Detecting clonality under realistic conditions
Based on our results, clonal richness (R ) and clonal evenness (Pareto \(\beta\)) are highly sensitive to sampling. Even using relatively large sample sizes (from 100 to 500 individuals) leads to deeply biased estimates of the true R and \(\beta\) and thusc values. R is always greatly overestimated, by some orders of magnitude more than previously demonstrated with empirical datasets for which the rates of clonality remained unknown (Arnaud-Haond et al., 2007; Gorospe et al., 2015), and except in nearly strictly sexual populations, \(\beta\) was also greatly overestimated (for\(c\geq 0.1\)). Genotypic descriptors computed from realistic sample sizes may be informative only for rare cases of small population sizes (N ≤1000 individuals in the case of our simulations). For most situations where population sizes are large, genotypic descriptors computed with realistic sample sizes result in extreme underestimation of the rates of clonality (see below) or even in overlooking the occurrence of PC (i.e. , considering the species as strictly sexual). These results raise questions regarding the conclusions derived in the literature from studies assessing the occurrence or even sometimes the extent of clonality based only on genotypic indices.
In contrast, the distribution moments of F IS and mean LD for common sample sizes (more than 20 individuals) produced values consistent with those obtained from genotyping the whole population, yet they previously could be interpreted only for extreme rates of clonality (c≥0.95). Consequently, when analysing samples from populations with more than 1000 individuals, most genetic descriptors should remain informative and sometimes, together with any Rvalues lower than 1, should be interpreted as a likely signature of a high prevalence of clonality (c≥0.95)
This worrying limitation recalls, for example, the results recently reported by Dia et al. (2014) for a unicellular phytoplankton species involved in harmful algal blooms (HABs), Alexandrium minutum . This species, which causes paralytic shellfish poisoning (PSP), shows an alternation between clonal (during the bloom) and sexual phases. Dia et al. (2004) sampled populations throughout the bloom (clonal) events, during which they grew from being nearly undetectable to exhibiting a concentration of 104 to 105 cells per litre. Of the more than 1000 strains cultivated, 265 were fully genotyped, among which no replicated genotypes were found, driving the estimate of clonal diversity to R =1. Without extensive knowledge of the biology of this species, clonality would not have been diagnosed on the basis of this sampling, which raises questions regarding the occurrence of clonality. Unfortunately, no F ISvalues could be reported in this study because only the haploid phase could be sampled, and the LD detected suggested the occurrence of recombination. However, according to these results, genetic descriptors allow the detection or estimation of clonality when its prevalence is extreme: the results by Dia et al. (2014) thus mainly suggest that the clonal rate during the bloom event did not exceed 0.95 in the few previous generations, still leaving great uncertainty as to the prevalence of sexual or clonal reproduction in this species.

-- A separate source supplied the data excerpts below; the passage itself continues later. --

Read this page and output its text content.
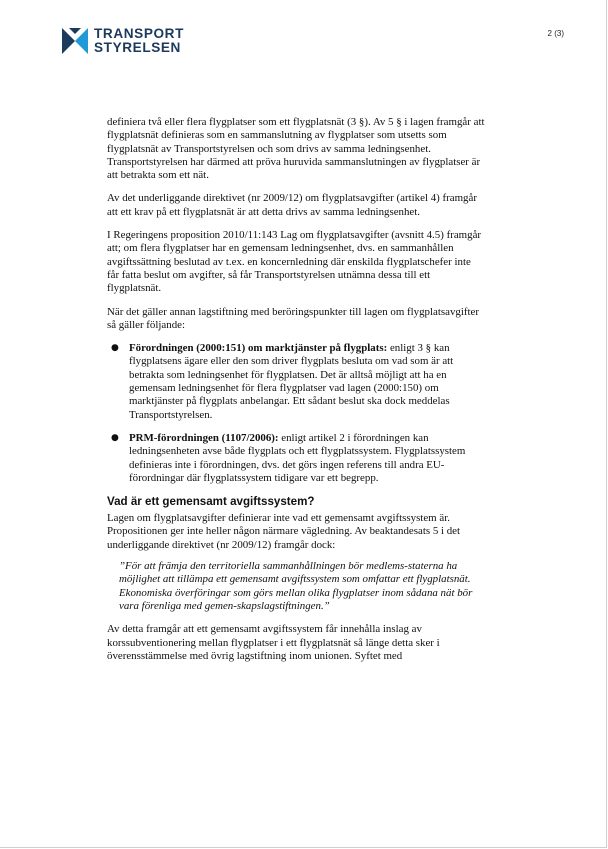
TRANSPORT
STYRELSEN
2 (3)

definiera två eller flera flygplatser som ett flygplatsnät (3 §). Av 5 § i lagen framgår att flygplatsnät definieras som en sammanslutning av flygplatser som utsetts som flygplatsnät av Transportstyrelsen och som drivs av samma ledningsenhet. Transportstyrelsen har därmed att pröva huruvida sammanslutningen av flygplatser är att betrakta som ett nät.

Av det underliggande direktivet (nr 2009/12) om flygplatsavgifter (artikel 4) framgår att ett krav på ett flygplatsnät är att detta drivs av samma ledningsenhet.

I Regeringens proposition 2010/11:143 Lag om flygplatsavgifter (avsnitt 4.5) framgår att; om flera flygplatser har en gemensam ledningsenhet, dvs. en sammanhållen avgiftssättning beslutad av t.ex. en koncernledning där enskilda flygplatschefer inte får fatta beslut om avgifter, så får Transportstyrelsen utnämna dessa till ett flygplatsnät.

När det gäller annan lagstiftning med beröringspunkter till lagen om flygplatsavgifter så gäller följande:

● Förordningen (2000:151) om marktjänster på flygplats: enligt 3 § kan flygplatsens ägare eller den som driver flygplats besluta om vad som är att betrakta som ledningsenhet för flygplatsen. Det är alltså möjligt att ha en gemensam ledningsenhet för flera flygplatser vad lagen (2000:150) om marktjänster på flygplats anbelangar. Ett sådant beslut ska dock meddelas Transportstyrelsen.
● PRM-förordningen (1107/2006): enligt artikel 2 i förordningen kan ledningsenheten avse både flygplats och ett flygplatssystem. Flygplatssystem definieras inte i förordningen, dvs. det görs ingen referens till andra EU-förordningar där flygplatssystem tidigare var ett begrepp.
Vad är ett gemensamt avgiftssystem?

Lagen om flygplatsavgifter definierar inte vad ett gemensamt avgiftssystem är. Propositionen ger inte heller någon närmare vägledning. Av beaktandesats 5 i det underliggande direktivet (nr 2009/12) framgår dock:

”För att främja den territoriella sammanhållningen bör medlems-staterna ha möjlighet att tillämpa ett gemensamt avgiftssystem som omfattar ett flygplatsnät. Ekonomiska överföringar som görs mellan olika flygplatser inom sådana nät bör vara förenliga med gemen-skapslagstiftningen.”

Av detta framgår att ett gemensamt avgiftssystem får innehålla inslag av korssubventionering mellan flygplatser i ett flygplatsnät så länge detta sker i överensstämmelse med övrig lagstiftning inom unionen. Syftet med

Most target species in the literature, including clonal plants and invasive and pathogenic species, exhibit extremely large population sizes, thus raising serious questions regarding our ability to detect clonality based on realistic sample sizes, let alone infer its importance. The importance of sample size is reflected in the guidelines provided by the pioneering work of Tibayrenc et al. (1991), who listed 8 criteria to detect clonality, among which fixed heterozygosity, deviation from HWE and LD were expected to be important in the ability to diagnose clonality. Nevertheless, these criteria would apply only to diploid species with extreme rates of clonality, excluding haploid lineages and diploid species with c <0.95.
One may consider the clonal mechanisms and the way clonal replicates spatially disperse to better estimate the effect of the joint incidence of the sampling density and scale of dispersal of clones (driving the scale of spatial autocorrelation of genotypes compared to the grain size of sampling) on the ability of a given strategy to detect clonal replicates and therefore on the conclusions derived from population genetics data as to the incidence of sexual versus clonal reproduction. Along a continuum of dispersal from microorganisms such as unicellular algae and flying aphids to clonal plants with strong rhizomatic connections and ramets more often clumped than dispersed, the spatial autocorrelation of clones increases, as does the ability of a given sampling strategy to reveal clonal replicates at equal sampling densities. As a consequence, at the first end of this continuum, where spatial dispersal is not limited (as is the case for A. minutum ), genotypic parameters alone may not be informative on the existence or extent of clonality except for nearly strictly clonal organisms such as the human pathogen Trypanosoma cruzi . Such power would be gained as the spatial distance of clonal dispersal becomes lower than the sampling mesh size (for an example of the influence of sampling strategy in corals, see Gorospe et al., 2015; see Riginos, 2015) for a comment), and clonal replicates would become decreasingly randomly diluted at large population sizes and across vast spatial scales.